Até que uns garotos sob a bandeira do Movimento Passe Livre (MPL) foram às ruas de São Paulo exigir a revogação do aumento das tarifas de ônibus anunciadas pela prefeitura petista e foram praticamente massacrado pela polícia do governador tucano. Deu no que deu: angariaram simpatia da esquerda cansada de autoritarismo administrativo e abuso policial e também de setores aparentemente amorfos, insatisfeitos com tudo-isso-que-está-aí (do fisiologismo dos partidos à corrupção e a alta carga de impostos não traduzida em melhoria dos serviços públicos de saúde, educação e, fecha o circulo, transportes).
Por um caminho natural, ora reforçado por quem tentava transformar o coro em uma versão do Cansei com musculatura popular, a presidenta Dilma Rousseff e o PT passaram a personificar a crise – em que pese o fato de o partido a se apresentar como a alternativa ao projeto de poder governar o estado mais rico da federação, onde os protestos tiveram origem, há 19 anos.

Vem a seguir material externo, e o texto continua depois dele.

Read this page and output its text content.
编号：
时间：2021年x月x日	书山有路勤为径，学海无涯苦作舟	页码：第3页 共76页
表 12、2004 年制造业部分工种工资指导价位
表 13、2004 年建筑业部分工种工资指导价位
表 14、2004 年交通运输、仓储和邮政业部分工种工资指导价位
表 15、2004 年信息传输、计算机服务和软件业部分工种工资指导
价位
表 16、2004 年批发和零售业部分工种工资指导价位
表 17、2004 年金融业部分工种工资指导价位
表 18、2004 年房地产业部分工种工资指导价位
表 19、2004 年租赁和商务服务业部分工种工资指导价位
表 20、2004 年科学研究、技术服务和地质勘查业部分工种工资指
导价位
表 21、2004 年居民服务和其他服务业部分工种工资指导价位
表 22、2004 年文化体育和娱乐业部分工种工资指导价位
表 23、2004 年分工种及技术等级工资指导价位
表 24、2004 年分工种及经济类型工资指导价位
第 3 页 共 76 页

Em entrevista ao repórter Rodrigo Martins, o presidente nacional do PT, deputado estadual Rui Falcão, deu a deixa de como a crise seria gerenciada: declarou que os protestos acabavam de abrir campo para a discussão da reforma política, uma das principais bandeiras petistas que têm, entre suas propostas, a introdução do financiamento público de campanha no sistema eleitoral. A tese é que, sem o financiamento privado, o cadeado entre candidatos e empresas interessadas em futuros contratos públicos seria quebrado de vez. Quem estava nas ruas na bronca com o dinheiro recebido pelas empreiteiras, recordistas de doações de campanhas, nas obras da Copa do Mundo, teria motivos de sobra para analisar a proposta com um mínimo de atenção.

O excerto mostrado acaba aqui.